Using Differential Evolution for the Graph Coloring

TL;DR

This paper explores the application of differential evolution, a method for continuous optimization, to the combinatorial problem of graph coloring, proposing a hybrid algorithm that shows promising results compared to existing heuristics.

Contribution

It introduces a hybrid self-adaptive differential evolution algorithm tailored for graph 3-coloring, demonstrating its competitiveness with state-of-the-art heuristics.

Findings

Differential evolution can be adapted for graph coloring.

The proposed hybrid algorithm performs comparably to top heuristics.

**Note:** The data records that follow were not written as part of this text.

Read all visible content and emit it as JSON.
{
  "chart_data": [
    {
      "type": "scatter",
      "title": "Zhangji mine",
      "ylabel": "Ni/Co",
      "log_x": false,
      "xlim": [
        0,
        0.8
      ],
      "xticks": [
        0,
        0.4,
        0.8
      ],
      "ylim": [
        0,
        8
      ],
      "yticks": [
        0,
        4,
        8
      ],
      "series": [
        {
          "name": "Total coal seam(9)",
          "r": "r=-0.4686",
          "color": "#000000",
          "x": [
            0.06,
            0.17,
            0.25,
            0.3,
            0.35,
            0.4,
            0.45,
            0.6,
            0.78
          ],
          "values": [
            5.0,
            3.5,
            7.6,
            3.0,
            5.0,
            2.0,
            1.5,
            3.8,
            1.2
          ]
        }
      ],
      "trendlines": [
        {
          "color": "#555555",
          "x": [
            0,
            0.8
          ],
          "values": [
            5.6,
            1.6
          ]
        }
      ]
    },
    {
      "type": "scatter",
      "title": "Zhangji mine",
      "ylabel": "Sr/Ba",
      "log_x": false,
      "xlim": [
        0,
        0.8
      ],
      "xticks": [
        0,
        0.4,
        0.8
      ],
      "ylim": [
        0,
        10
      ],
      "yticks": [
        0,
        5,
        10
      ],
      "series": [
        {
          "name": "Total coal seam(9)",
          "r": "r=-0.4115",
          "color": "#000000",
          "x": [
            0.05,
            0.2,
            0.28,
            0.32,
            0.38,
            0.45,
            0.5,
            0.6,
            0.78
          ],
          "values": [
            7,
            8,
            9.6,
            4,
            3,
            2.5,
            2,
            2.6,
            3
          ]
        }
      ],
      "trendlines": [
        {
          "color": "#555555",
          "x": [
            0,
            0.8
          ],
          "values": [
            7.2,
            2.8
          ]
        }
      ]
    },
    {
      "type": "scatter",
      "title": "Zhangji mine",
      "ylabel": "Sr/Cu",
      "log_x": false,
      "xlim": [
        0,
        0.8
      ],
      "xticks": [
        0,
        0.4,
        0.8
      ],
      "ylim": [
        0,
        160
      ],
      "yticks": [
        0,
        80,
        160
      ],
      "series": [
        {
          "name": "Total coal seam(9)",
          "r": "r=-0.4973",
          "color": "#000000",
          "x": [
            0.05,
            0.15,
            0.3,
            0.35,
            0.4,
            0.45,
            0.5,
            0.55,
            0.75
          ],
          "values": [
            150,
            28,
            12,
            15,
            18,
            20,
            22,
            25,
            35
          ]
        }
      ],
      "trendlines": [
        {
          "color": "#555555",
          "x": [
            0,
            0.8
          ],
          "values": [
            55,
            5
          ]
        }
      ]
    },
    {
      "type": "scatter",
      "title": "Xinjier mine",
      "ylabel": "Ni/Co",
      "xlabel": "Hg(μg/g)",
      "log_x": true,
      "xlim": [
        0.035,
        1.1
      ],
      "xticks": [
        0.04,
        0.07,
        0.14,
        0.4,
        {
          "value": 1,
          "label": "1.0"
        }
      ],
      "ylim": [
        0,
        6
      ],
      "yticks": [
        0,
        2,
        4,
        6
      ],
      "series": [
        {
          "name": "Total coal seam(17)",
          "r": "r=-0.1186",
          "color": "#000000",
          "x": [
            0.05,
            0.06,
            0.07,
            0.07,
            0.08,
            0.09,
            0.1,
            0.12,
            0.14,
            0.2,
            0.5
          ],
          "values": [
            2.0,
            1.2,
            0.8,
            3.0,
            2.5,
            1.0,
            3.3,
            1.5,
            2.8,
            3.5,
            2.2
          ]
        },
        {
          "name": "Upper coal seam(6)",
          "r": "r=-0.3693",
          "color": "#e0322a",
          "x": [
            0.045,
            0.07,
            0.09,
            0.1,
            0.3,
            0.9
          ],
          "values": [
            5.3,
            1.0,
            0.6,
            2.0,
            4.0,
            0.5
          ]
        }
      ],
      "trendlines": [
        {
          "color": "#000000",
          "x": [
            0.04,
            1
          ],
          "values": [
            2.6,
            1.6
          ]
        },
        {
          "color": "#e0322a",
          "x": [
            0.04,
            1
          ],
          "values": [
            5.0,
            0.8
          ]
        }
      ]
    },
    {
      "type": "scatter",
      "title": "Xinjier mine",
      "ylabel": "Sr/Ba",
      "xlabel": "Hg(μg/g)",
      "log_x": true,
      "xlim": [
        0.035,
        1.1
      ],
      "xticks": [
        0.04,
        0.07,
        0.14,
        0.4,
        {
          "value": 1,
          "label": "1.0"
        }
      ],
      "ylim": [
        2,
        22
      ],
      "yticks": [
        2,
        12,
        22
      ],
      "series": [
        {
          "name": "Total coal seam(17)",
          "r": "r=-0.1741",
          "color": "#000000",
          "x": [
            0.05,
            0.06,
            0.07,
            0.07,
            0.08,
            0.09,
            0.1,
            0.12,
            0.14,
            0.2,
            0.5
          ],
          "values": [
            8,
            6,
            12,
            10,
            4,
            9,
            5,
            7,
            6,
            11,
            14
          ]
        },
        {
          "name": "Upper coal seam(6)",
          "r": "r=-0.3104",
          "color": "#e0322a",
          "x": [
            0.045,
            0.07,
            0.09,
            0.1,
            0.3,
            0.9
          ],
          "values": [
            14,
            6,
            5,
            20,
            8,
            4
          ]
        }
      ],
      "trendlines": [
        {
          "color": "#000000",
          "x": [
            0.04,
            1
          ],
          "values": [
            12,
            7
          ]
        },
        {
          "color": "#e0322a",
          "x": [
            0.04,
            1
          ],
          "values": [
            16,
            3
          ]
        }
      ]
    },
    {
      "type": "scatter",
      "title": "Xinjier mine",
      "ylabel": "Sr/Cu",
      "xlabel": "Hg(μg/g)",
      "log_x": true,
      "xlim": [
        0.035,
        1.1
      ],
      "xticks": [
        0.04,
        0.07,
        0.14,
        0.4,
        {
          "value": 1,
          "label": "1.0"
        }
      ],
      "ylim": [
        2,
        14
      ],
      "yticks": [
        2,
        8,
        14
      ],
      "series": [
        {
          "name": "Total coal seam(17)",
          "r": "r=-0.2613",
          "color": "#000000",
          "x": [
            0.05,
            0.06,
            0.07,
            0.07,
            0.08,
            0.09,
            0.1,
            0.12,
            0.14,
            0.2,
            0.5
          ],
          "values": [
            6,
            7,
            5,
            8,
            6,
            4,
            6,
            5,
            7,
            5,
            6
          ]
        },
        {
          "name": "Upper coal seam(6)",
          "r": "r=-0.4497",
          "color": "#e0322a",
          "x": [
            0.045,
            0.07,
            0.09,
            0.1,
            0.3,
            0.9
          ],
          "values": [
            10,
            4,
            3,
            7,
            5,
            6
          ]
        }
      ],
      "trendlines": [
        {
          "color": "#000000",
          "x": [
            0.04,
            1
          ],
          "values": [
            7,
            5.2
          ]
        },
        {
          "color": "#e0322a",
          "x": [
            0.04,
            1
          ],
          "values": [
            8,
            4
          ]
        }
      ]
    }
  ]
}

Results suggest differential evolution could be a future tool for combinatorial problems.

Abstract

Differential evolution was developed for reliable and versatile function optimization. It has also become interesting for other domains because of its ease to use. In this paper, we posed the question of whether differential evolution can also be used by solving of the combinatorial optimization problems, and in particular, for the graph coloring problem. Therefore, a hybrid self-adaptive differential evolution algorithm for graph coloring was proposed that is comparable with the best heuristics for graph coloring today, i.e. Tabucol of Hertz and de Werra and the hybrid evolutionary algorithm of Galinier and Hao. We have focused on the graph 3-coloring. Therefore, the evolutionary algorithm with method SAW of Eiben et al., which achieved excellent results for this kind of graphs, was also incorporated into this study. The extensive experiments show that the differential evolution could become a competitive tool for the solving of graph coloring problem in the future.